I have read an article on Internet and know that the natural way of decoding by traversing from root but I want to do it faster with a lookup table.
After reading, I still cannot get the points.
ex:
input:"abcdaabaaabaaa" code data 0 a 10 b 110 c 111 d
The article says that due to variable length, it determine the length by taking a bit of string of max code length and use it as index.
output:"010110111001000010000" Index Index(binary) Code Bits required 0 000 a 1 1 001 a 1 2 010 a 1 3 011 a 1 4 100 b 2 5 101 b 2 6 110 c 3 7 111 d 3
My questions are:
What does it means
due to variable length, it determine the length by taking a bit of string of max code length
? How to determine the length?How to generate the lookup table and how to use it? What is the algorithm behind?

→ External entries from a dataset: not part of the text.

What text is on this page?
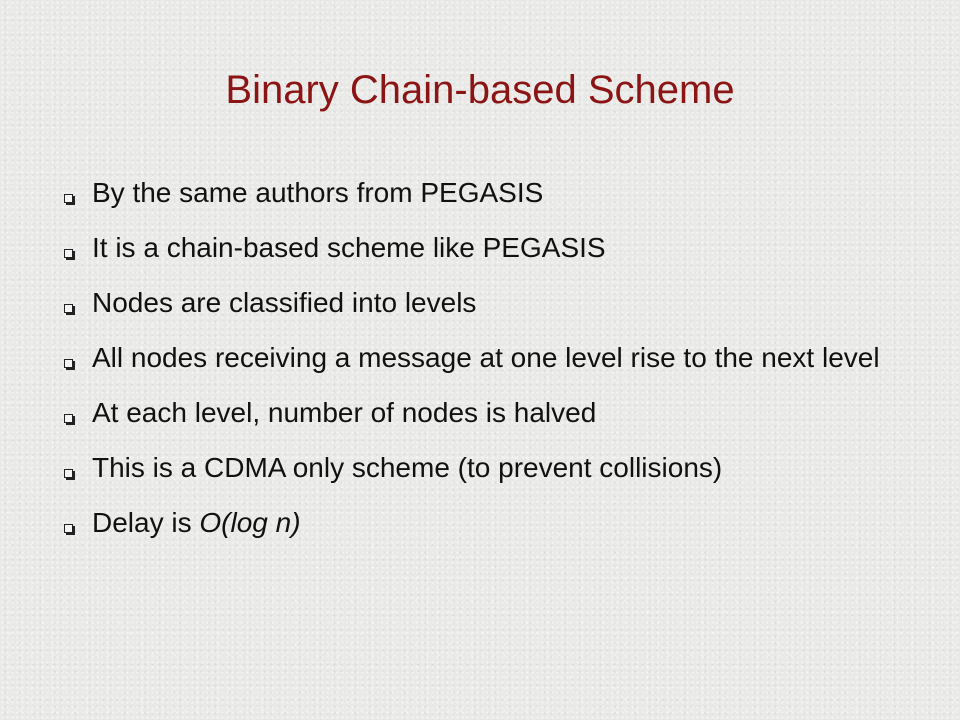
Binary Chain-based Scheme
By the same authors from PEGASIS
It is a chain-based scheme like PEGASIS
Nodes are classified into levels
All nodes receiving a message at one level rise to the next level
At each level, number of nodes is halved
This is a CDMA only scheme (to prevent collisions)
Delay is O(log n)
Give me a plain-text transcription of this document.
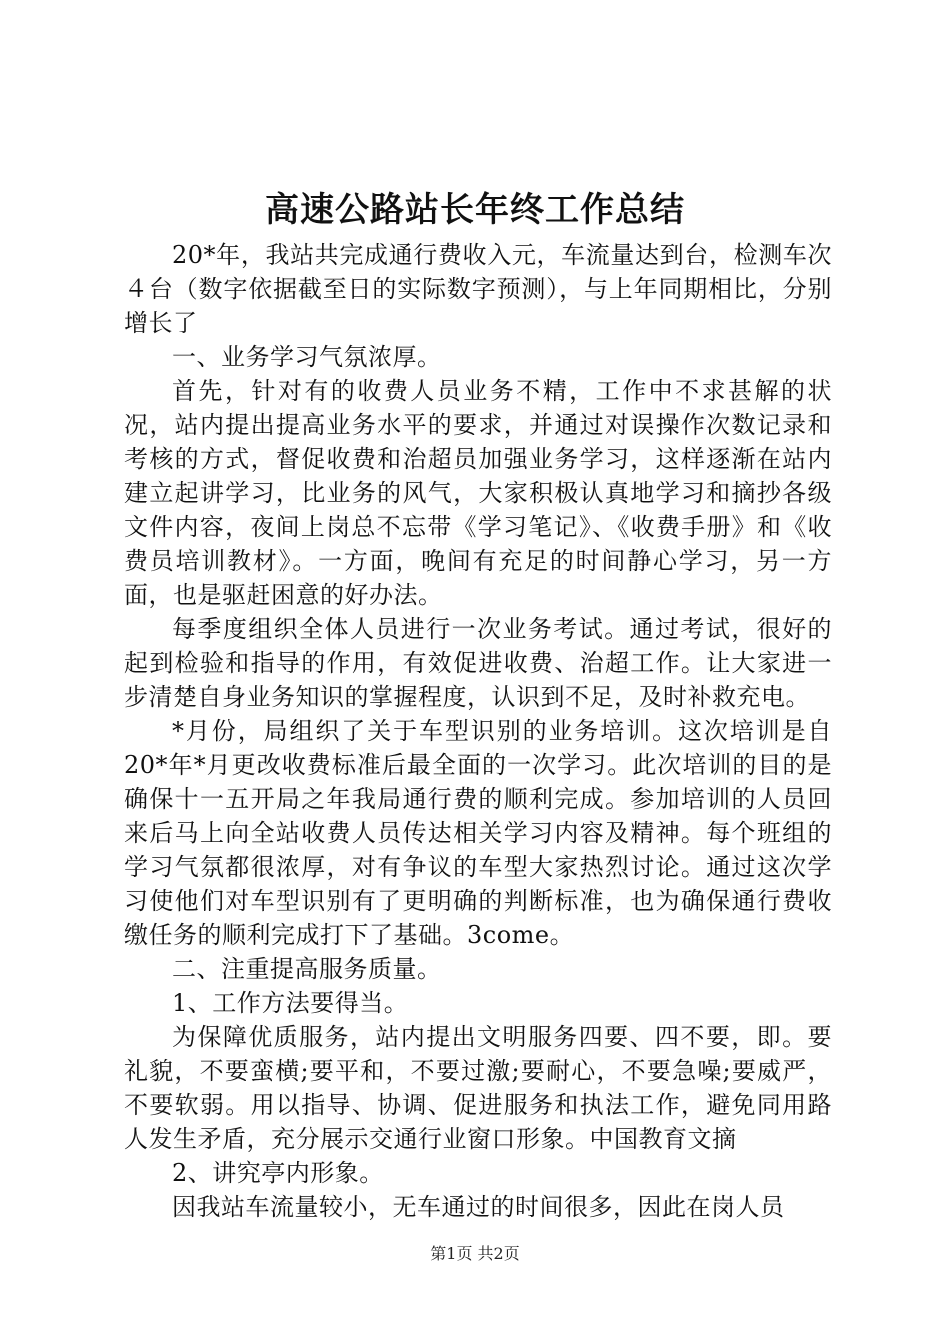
高速公路站长年终工作总结

20*年，我站共完成通行费收入元，车流量达到台，检测车次４台（数字依据截至日的实际数字预测），与上年同期相比，分别增长了

一、业务学习气氛浓厚。

首先，针对有的收费人员业务不精，工作中不求甚解的状况，站内提出提高业务水平的要求，并通过对误操作次数记录和考核的方式，督促收费和治超员加强业务学习，这样逐渐在站内建立起讲学习，比业务的风气，大家积极认真地学习和摘抄各级文件内容，夜间上岗总不忘带《学习笔记》、《收费手册》和《收费员培训教材》。一方面，晚间有充足的时间静心学习，另一方面，也是驱赶困意的好办法。

每季度组织全体人员进行一次业务考试。通过考试，很好的起到检验和指导的作用，有效促进收费、治超工作。让大家进一步清楚自身业务知识的掌握程度，认识到不足，及时补救充电。

*月份，局组织了关于车型识别的业务培训。这次培训是自20*年*月更改收费标准后最全面的一次学习。此次培训的目的是确保十一五开局之年我局通行费的顺利完成。参加培训的人员回来后马上向全站收费人员传达相关学习内容及精神。每个班组的学习气氛都很浓厚，对有争议的车型大家热烈讨论。通过这次学习使他们对车型识别有了更明确的判断标准，也为确保通行费收缴任务的顺利完成打下了基础。3come。

二、注重提高服务质量。

1、工作方法要得当。

为保障优质服务，站内提出文明服务四要、四不要，即。要礼貌，不要蛮横;要平和，不要过激;要耐心，不要急噪;要威严，不要软弱。用以指导、协调、促进服务和执法工作，避免同用路人发生矛盾，充分展示交通行业窗口形象。中国教育文摘

2、讲究亭内形象。

因我站车流量较小，无车通过的时间很多，因此在岗人员

第1页 共2页
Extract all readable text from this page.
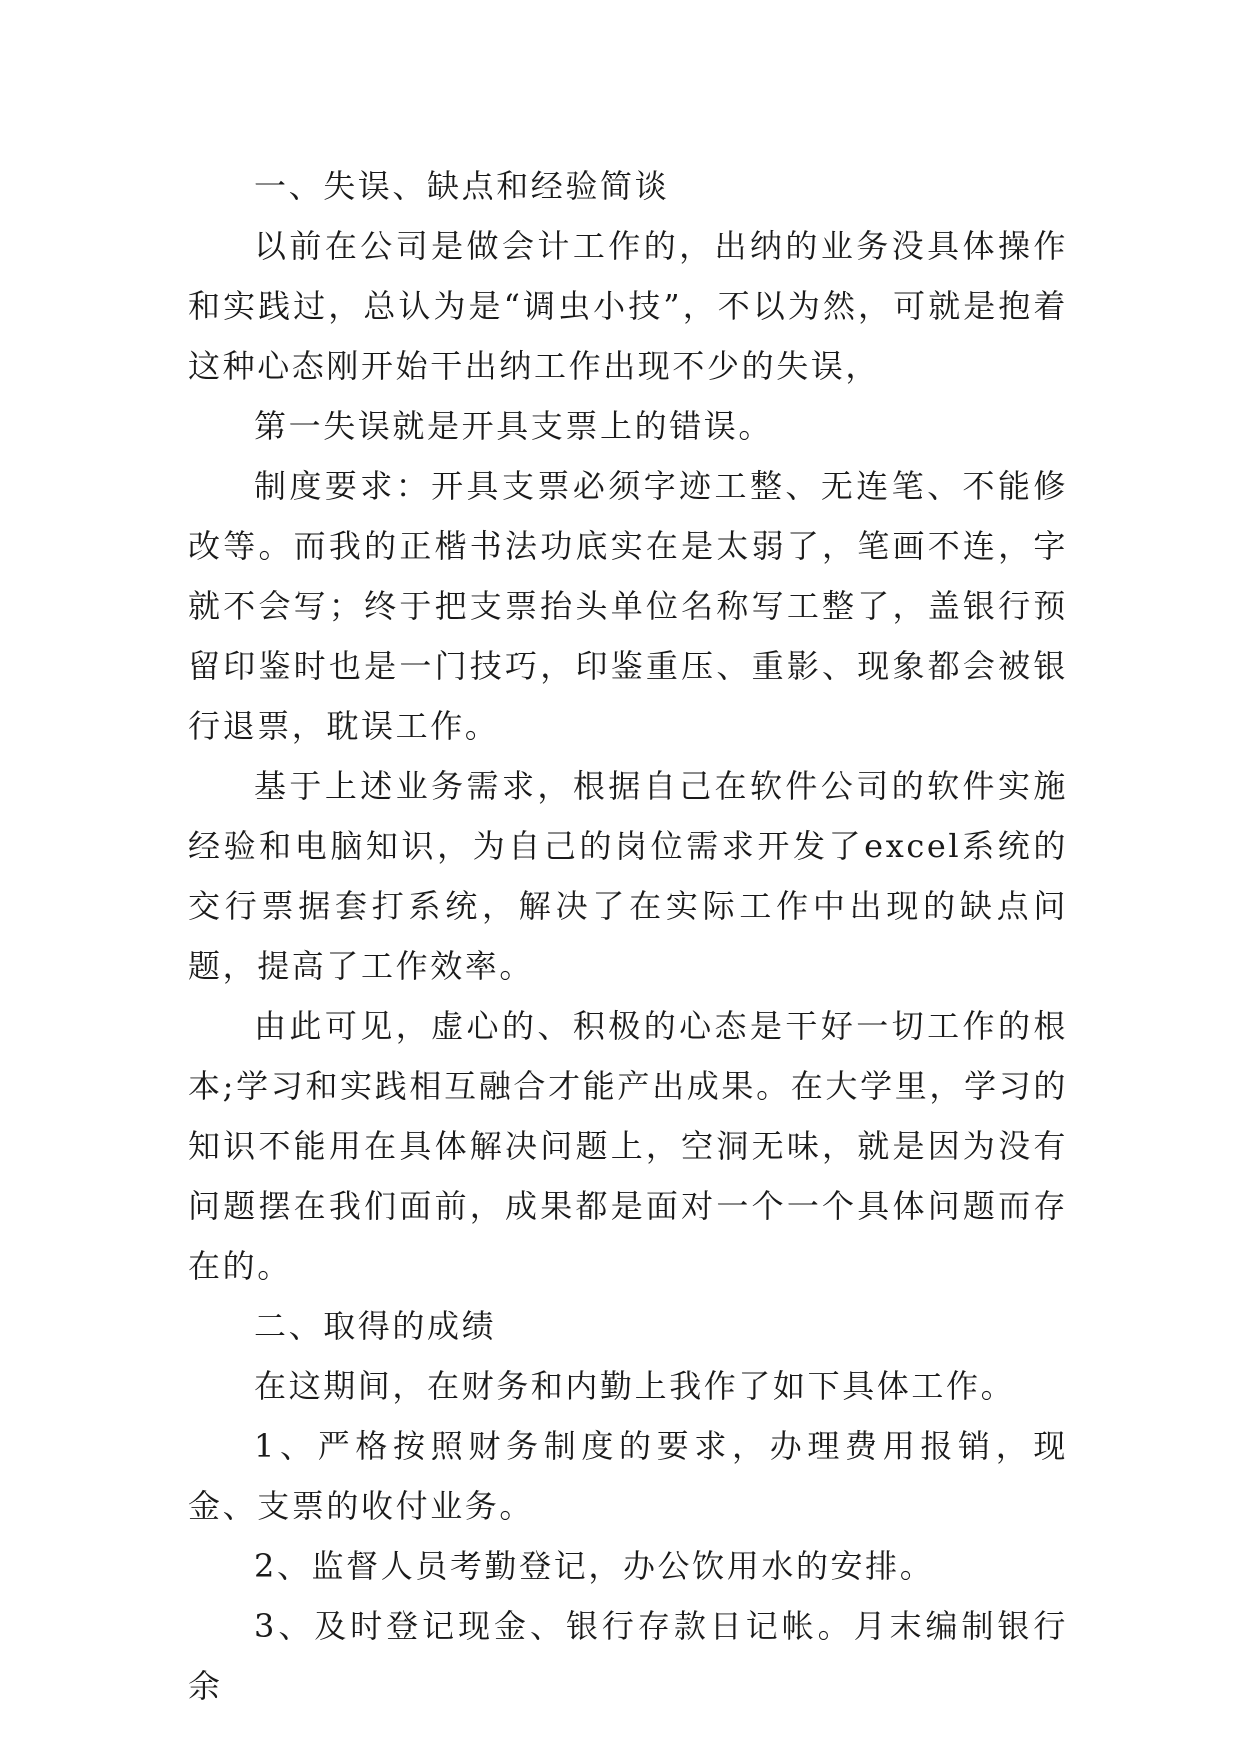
一、失误、缺点和经验简谈

以前在公司是做会计工作的，出纳的业务没具体操作和实践过，总认为是“调虫小技”，不以为然，可就是抱着这种心态刚开始干出纳工作出现不少的失误，

第一失误就是开具支票上的错误。

制度要求：开具支票必须字迹工整、无连笔、不能修改等。而我的正楷书法功底实在是太弱了，笔画不连，字就不会写；终于把支票抬头单位名称写工整了，盖银行预留印鉴时也是一门技巧，印鉴重压、重影、现象都会被银行退票，耽误工作。

基于上述业务需求，根据自己在软件公司的软件实施经验和电脑知识，为自己的岗位需求开发了excel系统的交行票据套打系统，解决了在实际工作中出现的缺点问题，提高了工作效率。

由此可见，虚心的、积极的心态是干好一切工作的根本;学习和实践相互融合才能产出成果。在大学里，学习的知识不能用在具体解决问题上，空洞无味，就是因为没有问题摆在我们面前，成果都是面对一个一个具体问题而存在的。

二、取得的成绩

在这期间，在财务和内勤上我作了如下具体工作。

1、严格按照财务制度的要求，办理费用报销，现金、支票的收付业务。

2、监督人员考勤登记，办公饮用水的安排。

3、及时登记现金、银行存款日记帐。月末编制银行余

For your example, the maximum code length is 3 bits. So you take the first 3 bits from your stream (010) and use that to index the table. This gives code, 'a' and bits = 1. You consume 1 bit from your input stream, output the code, and carry on. On the second go around you will get (101), which indexes as 'b' and 2 bits, etc.
To build the table, make it as large as 1 << max_code_length, and fill in details as if you are decoding the index as a huffman code. If you look at your example all the indices which begin '0' are a, indices beginning '10' are b, and so on.